Results from an international genome wide association study reveal that frequency of defecation is heritable and is also linked to irritable bowel syndrome susceptibility.
“These results are very exciting and warrant follow-up studies: once more stool frequency genes are unequivocally identified, we may have a battery of new drug targets to be exploited for the treatment of constipation, diarrhea and common dysmotility syndromes like irritable bowel syndrome,” commented Mauro D’Amato, a professor at CIC bioGUNE in Spain who led the research, in a press statement.
Gastrointestinal motility impacts digestion, nutrient absorption and other aspects of human health such as the microbiome and how it interacts with the human body. Dysfunctional gut motility is seen in individuals with irritable bowel syndrome (IBS), a common gut disorder, but not much is known about the genetics of gut motility and how this might impact disease susceptibility.
The research team, led by Mauro D’Amato, a professor at CIC bioGUNE in Spain, carried out a large genome wide association study (GWAS) analysis including 167,875 individuals from five different countries. The participants mostly came from the UK Biobank, but also smaller population-based cohorts from the Netherlands (LifeLines-Deep), Belgium (Flemish Gut Flora Project), Sweden (PopCol) and the U.S. (Genes for Good). Stool frequency was used as a proxy for gut motility and the information was collected by questionnaire.

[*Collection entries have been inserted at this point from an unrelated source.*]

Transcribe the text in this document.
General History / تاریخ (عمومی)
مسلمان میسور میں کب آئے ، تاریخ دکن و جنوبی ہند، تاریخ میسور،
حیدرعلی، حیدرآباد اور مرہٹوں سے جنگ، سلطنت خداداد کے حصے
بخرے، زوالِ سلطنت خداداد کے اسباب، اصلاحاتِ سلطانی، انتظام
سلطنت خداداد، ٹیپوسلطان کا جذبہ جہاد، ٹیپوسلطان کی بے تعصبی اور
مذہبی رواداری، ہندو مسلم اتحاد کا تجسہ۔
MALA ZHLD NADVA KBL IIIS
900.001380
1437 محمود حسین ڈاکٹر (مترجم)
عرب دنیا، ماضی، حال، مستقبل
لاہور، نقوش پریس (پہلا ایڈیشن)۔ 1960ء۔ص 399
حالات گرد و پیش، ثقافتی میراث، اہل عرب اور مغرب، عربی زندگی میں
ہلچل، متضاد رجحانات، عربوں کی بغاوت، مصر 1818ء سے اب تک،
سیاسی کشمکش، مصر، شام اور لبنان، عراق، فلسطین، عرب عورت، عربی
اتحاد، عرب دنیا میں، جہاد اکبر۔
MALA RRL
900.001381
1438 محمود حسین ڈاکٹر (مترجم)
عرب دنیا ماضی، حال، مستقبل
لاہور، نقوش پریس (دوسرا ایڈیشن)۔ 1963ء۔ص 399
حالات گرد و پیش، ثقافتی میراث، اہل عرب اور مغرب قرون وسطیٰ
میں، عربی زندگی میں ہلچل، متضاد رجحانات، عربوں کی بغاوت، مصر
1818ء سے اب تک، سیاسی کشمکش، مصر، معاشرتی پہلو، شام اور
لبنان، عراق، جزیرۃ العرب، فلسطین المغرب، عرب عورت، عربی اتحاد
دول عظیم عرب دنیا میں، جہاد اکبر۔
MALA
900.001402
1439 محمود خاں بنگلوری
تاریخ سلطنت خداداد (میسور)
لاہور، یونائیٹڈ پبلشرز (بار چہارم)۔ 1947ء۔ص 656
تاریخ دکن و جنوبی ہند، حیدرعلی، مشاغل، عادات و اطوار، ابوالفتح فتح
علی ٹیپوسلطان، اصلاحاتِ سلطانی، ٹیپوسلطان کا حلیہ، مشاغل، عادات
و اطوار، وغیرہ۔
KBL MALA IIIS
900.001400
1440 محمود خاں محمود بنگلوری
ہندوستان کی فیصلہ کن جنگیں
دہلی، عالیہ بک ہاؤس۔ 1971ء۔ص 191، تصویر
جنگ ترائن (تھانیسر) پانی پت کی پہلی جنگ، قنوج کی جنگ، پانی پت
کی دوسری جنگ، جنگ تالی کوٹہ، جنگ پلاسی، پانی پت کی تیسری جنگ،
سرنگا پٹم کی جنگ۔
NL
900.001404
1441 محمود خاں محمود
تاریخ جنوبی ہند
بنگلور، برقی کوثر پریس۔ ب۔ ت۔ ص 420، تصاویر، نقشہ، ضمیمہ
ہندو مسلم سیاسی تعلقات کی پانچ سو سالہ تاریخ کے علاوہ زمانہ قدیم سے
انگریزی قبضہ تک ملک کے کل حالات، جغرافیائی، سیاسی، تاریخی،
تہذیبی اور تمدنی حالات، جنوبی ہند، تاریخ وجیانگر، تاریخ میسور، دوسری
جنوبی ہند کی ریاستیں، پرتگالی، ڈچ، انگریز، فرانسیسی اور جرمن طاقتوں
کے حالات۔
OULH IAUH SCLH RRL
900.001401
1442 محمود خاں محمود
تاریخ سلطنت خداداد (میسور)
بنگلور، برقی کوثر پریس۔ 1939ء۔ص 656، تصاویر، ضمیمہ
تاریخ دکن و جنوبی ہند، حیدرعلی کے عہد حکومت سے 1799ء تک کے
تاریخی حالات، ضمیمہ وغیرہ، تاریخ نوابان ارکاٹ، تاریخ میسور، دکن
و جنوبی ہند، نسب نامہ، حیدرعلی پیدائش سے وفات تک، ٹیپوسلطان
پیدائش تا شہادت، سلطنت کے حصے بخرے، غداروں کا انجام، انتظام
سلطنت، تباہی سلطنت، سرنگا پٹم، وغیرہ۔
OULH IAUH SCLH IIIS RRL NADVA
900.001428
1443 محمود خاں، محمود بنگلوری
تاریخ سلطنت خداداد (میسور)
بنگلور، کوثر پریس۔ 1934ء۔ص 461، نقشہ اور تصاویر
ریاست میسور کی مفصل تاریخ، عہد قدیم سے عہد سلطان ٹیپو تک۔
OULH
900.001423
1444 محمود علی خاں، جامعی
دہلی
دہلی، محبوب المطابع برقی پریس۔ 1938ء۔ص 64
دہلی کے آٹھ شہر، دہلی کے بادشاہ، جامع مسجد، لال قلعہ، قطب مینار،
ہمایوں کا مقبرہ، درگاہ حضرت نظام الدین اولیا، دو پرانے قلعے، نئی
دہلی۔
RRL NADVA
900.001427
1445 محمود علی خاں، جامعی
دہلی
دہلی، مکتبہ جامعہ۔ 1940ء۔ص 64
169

The analysis identified 14 points, or loci, on the genome containing variants that influenced stool frequency. Further study suggested the genes in these areas are associated with neurologic signaling and mostly expressed in enteric motor neurons. For example, the strongest GWAS association was linked with the BDNF gene. People with high or low stool frequency were more likely to carry genetic variants in the 14 genomic loci.
“We were surprised how much sense these new findings make, highlighting multiple molecules whose role in gut motility was already known from clinical studies, including the communication between the brain and the gut,” says Ferdinando Bonfiglio, a research associate at Monash University in Australia, who is first author of the study describing the research published in Cell Genomics.
The researchers also found a link between the genetics of stool frequency and IBS. They developed a polygenic risk score based on their GWAS data and were able to predict the likelihood of someone having IBS, although the score was more accurate for the IBS-diarrhea (D) subtype of the condition.
Using a group of independent UK Biobank participants to test the score, the investigators found that people in the highest 5% of the stool frequency polygenic score had over 4 times higher risk of having IBS-D compared with asymptomatic controls.
“The genetic information and the polygenic scores obtained in this study can be refined and eventually contribute to the classification of patients into different treatment groups, hopefully leading to improved therapeutic precision when aiming to bring gut dysmotility and altered bowel habits back to normal. This would be a major step forward in IBS, a common condition for which there is currently no effective treatment that works for all,” concludes D’Amato.